On March 9, 2022, the Titans re-signed Woodside to a one-year deal. On August 30, Woodside was waived and was re-signed to the practice squad the next day.

===Atlanta Falcons===
On December 12, 2022, Woodside was signed by the Atlanta Falcons off the Titans practice squad.

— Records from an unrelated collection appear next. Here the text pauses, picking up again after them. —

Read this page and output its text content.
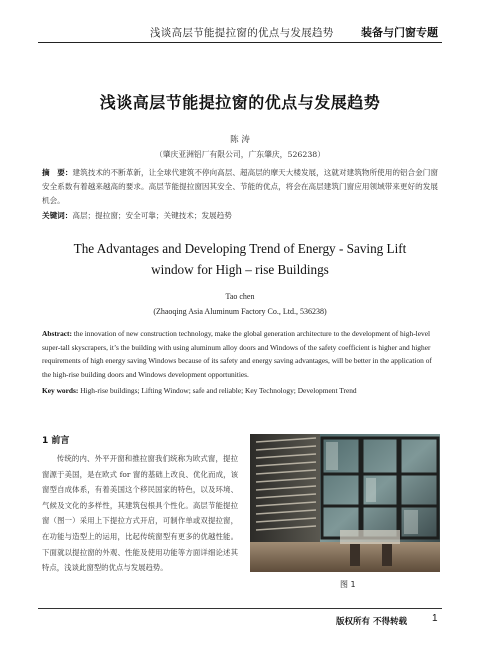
浅谈高层节能提拉窗的优点与发展趋势 装备与门窗专题
浅谈高层节能提拉窗的优点与发展趋势
陈 涛
（肇庆亚洲铝厂有限公司，广东肇庆，526238）
摘　要：建筑技术的不断革新，让全球代建筑不停向高层、超高层的摩天大楼发展，这就对建筑物所使用的铝合金门窗安全系数有着越来越高的要求。高层节能提拉窗因其安全、节能的优点，将会在高层建筑门窗应用领域带来更好的发展机会。
关键词：高层；提拉窗；安全可靠；关键技术；发展趋势
The Advantages and Developing Trend of Energy - Saving Lift
window for High – rise Buildings
Tao chen
(Zhaoqing Asia Aluminum Factory Co., Ltd., 536238)
Abstract: the innovation of new construction technology, make the global generation architecture to the development of high-level super-tall skyscrapers, it’s the building with using aluminum alloy doors and Windows of the safety coefficient is higher and higher requirements of high energy saving Windows because of its safety and energy saving advantages, will be better in the application of the high-rise building doors and Windows development opportunities.
Key words: High-rise buildings; Lifting Window; safe and reliable; Key Technology; Development Trend
1 前言
传统的内、外平开窗和推拉窗我们统称为欧式窗，提拉窗源于美国，是在欧式 for 窗的基础上改良、优化而成，该窗型自成体系，有着美国这个移民国家的特色，以及环境、气候及文化的多样性，其建筑包根具个性化。高层节能提拉窗（图一）采用上下提拉方式开启，可制作单或双提拉窗，在功能与造型上的运用，比起传统窗型有更多的优越性能。下面就以提拉窗的外观、性能及使用功能等方面详细论述其特点，浅谈此窗型的优点与发展趋势。
图 1
版权所有 不得转载	1
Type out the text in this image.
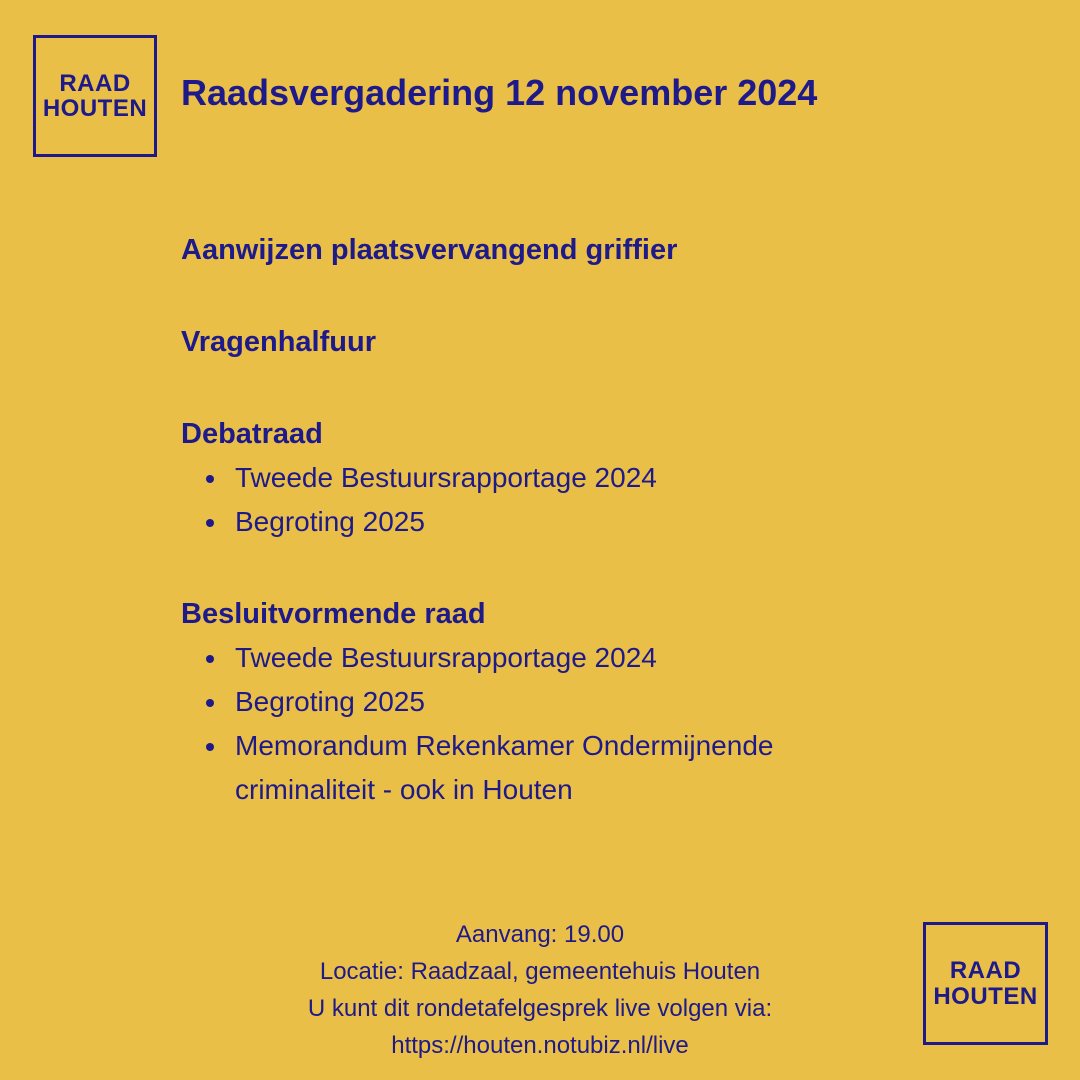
RAAD
HOUTEN Raadsvergadering 12 november 2024

Aanwijzen plaatsvervangend griffier

Vragenhalfuur

Debatraad

Tweede Bestuursrapportage 2024
Begroting 2025

Besluitvormende raad

Tweede Bestuursrapportage 2024
Begroting 2025
Memorandum Rekenkamer Ondermijnende criminaliteit - ook in Houten
Aanvang: 19.00
Locatie: Raadzaal, gemeentehuis Houten
U kunt dit rondetafelgesprek live volgen via:
https://houten.notubiz.nl/live
RAAD
HOUTEN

===Cincinnati Bengals (second stint)===
On April 23, 2024, Woodside re-signed with the Cincinnati Bengals. He was released on August 27 and was signed back to the practice squad the next day. Woodside was promoted to the active roster on December 14. He was waived nine days later and was re-signed to the practice squad.

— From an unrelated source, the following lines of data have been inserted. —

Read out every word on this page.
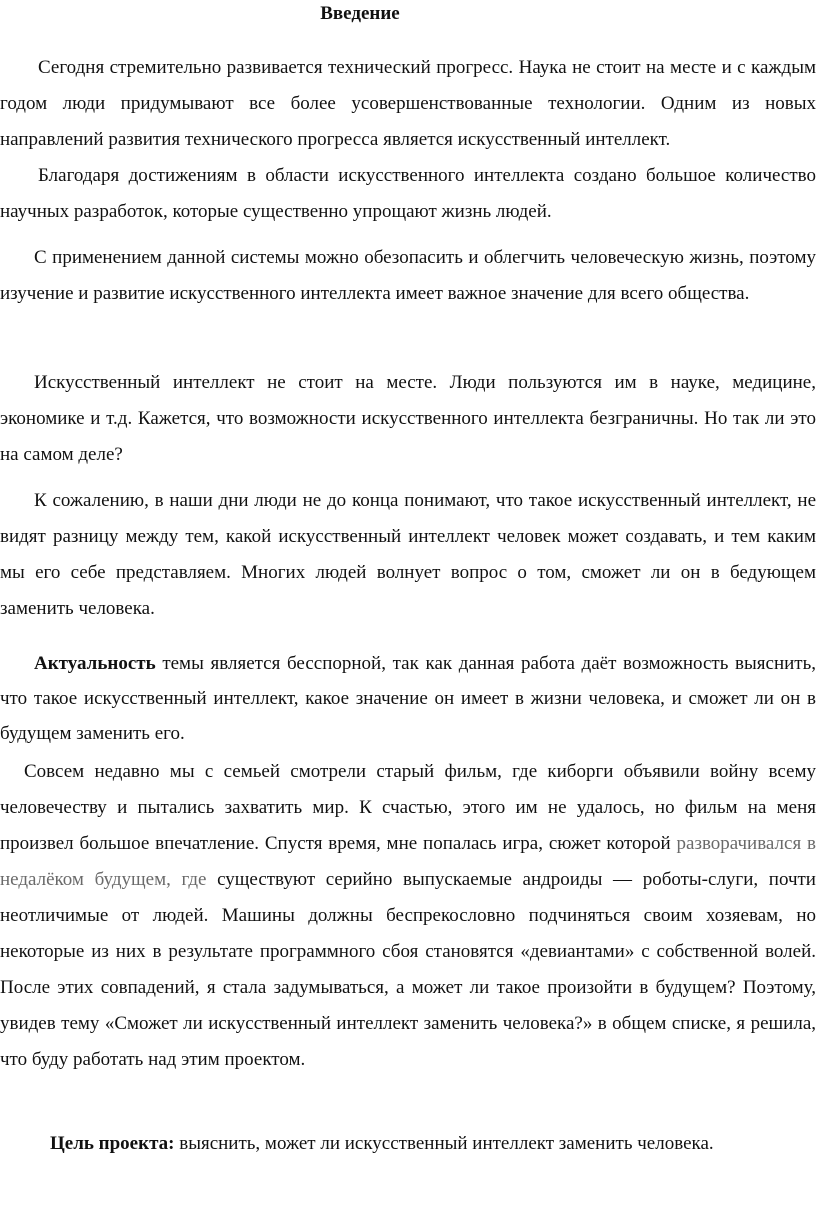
Введение

Сегодня стремительно развивается технический прогресс. Наука не стоит на месте и с каждым годом люди придумывают все более усовершенствованные технологии. Одним из новых направлений развития технического прогресса является искусственный интеллект.

Благодаря достижениям в области искусственного интеллекта создано большое количество научных разработок, которые существенно упрощают жизнь людей.

С применением данной системы можно обезопасить и облегчить человеческую жизнь, поэтому изучение и развитие искусственного интеллекта имеет важное значение для всего общества.

Искусственный интеллект не стоит на месте. Люди пользуются им в науке, медицине, экономике и т.д. Кажется, что возможности искусственного интеллекта безграничны. Но так ли это на самом деле?

К сожалению, в наши дни люди не до конца понимают, что такое искусственный интеллект, не видят разницу между тем, какой искусственный интеллект человек может создавать, и тем каким мы его себе представляем. Многих людей волнует вопрос о том, сможет ли он в бедующем заменить человека.

Актуальность темы является бесспорной, так как данная работа даёт возможность выяснить, что такое искусственный интеллект, какое значение он имеет в жизни человека, и сможет ли он в будущем заменить его.

Совсем недавно мы с семьей смотрели старый фильм, где киборги объявили войну всему человечеству и пытались захватить мир. К счастью, этого им не удалось, но фильм на меня произвел большое впечатление. Спустя время, мне попалась игра, сюжет которой разворачивался в недалёком будущем, где существуют серийно выпускаемые андроиды — роботы-слуги, почти неотличимые от людей. Машины должны беспрекословно подчиняться своим хозяевам, но некоторые из них в результате программного сбоя становятся «девиантами» с собственной волей. После этих совпадений, я стала задумываться, а может ли такое произойти в будущем? Поэтому, увидев тему «Сможет ли искусственный интеллект заменить человека?» в общем списке, я решила, что буду работать над этим проектом.

Цель проекта: выяснить, может ли искусственный интеллект заменить человека.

On April 16, 2025, Woodside re-signed with the Bengals on a one-year contract. He was released on July 20.

===Pittsburgh Steelers===
On August 7, 2025, Woodside signed with the Pittsburgh Steelers. He was released on August 22. On September 10, Woodside was re-signed to the Steelers' practice squad. He was released on October 21.

===Arizona Cardinals===
On December 24, 2025, Woodside was signed to the Arizona Cardinals' practice squad.

== Career statistics ==

===College===

Season: Team; Games; Passing; Rushing
GP: GS; Record; Comp; Att; Pct; Yards; Avg; TD; Int; Rate; Att; Yards; Avg; TD
2013: Toledo; 4; 1; 1−0; 21; 41; 51.2; 240; 6.3; 1; 0; 108.4; 6; 16; 2.7; 0
2014: Toledo; 12; 10; 8−2; 185; 296; 62.5; 2,263; 7.7; 19; 8; 142.5; 52; 78; 1.5; 3
2015: Toledo; Redshirted
2016: Toledo; 13; 13; 9−4; 289; 418; 69.1; 4,129; 11.1; 45; 9; 183.3; 37; −40; −1.1; 0
2017: Toledo; 14; 14; 11−3; 264; 411; 64.2; 3,882; 9.9; 28; 8; 162.2; 51; 34; 0.7; 1
Career: 43; 38; 29−9; 759; 1,166; 65.1; 10,514; 9.0; 93; 25; 162.2; 146; 88; 0.6; 4

===AAF===

Year: Team; Games; Passing; Rushing; Sacked; Fumbles
GP: GS; Record; Cmp; Att; Pct; Yds; Avg; TD; Int; Rtg; Att; Yds; Avg; TD; Sck; SckY; Fum; Lost
2019: SAN; 8; 8; 5–3; 116; 201; 57.7; 1,385; 6.9; 7; 8; 73.9; 26; 45; 1.7; 0; 18; 108; 1; 1
Career: 8; 8; 5–3; 116; 201; 57.7; 1,385; 6.9; 7; 8; 73.9; 26; 45; 1.7; 0; 18; 108; 1; 1

===NFL===

Year: Team; Games; Passing; Rushing; Sacks; Fumbles
GP: GS; Record; Cmp; Att; Pct; Yds; Y/A; Lng; TD; Int; Rtg; Att; Yds; Y/A; Lng; TD; Sck; Yds; Fum; Lost
2019: TEN; 0; 0; —; DNP
2020: TEN; 6; 0; —; 1; 3; 33.3; 7; 2.3; 7; 0; 0; 65.1; 7; 10; 1.4; 18; 0; 0; 0; 0; 0
2021: TEN; 5; 0; —; 0; 0; —; 0; —; 0; 0; 0; —; 6; -6; -1.0; -1; 0; 0; 0; 0; 0
2022: TEN; 0; 0; —; DNP
ATL: 1; 0; —; 0; 0; —; 0; —; 0; 0; 0; —; 0; 0; —; 0; 0; 0; 0; 0; 0
2023: ATL; 1; 0; —; 3; 4; 75.0; 27; 6.8; 12; 0; 1; 53.1; 1; 6; 6.0; 6; 0; 1; 7; 0; 0
2024: CIN; 0; 0; —; DNP
Career: 13; 0; —; 4; 7; 57.1; 34; 4.9; 12; 0; 1; 30.4; 14; 10; 0.7; 18; 0; 1; 7; 0; 0

==Personal life==
Jason Woodside, Logan's father, played safety for Eastern Kentucky University from 1992 to 1995.

Woodside was arrested for speeding and DUI on June 9, 2018, in Bellevue, Kentucky. He was booked by police at 3:46 AM and blew a .112 blood-alcohol content. He was speeding in a parking lot shortly before the time of his arrest.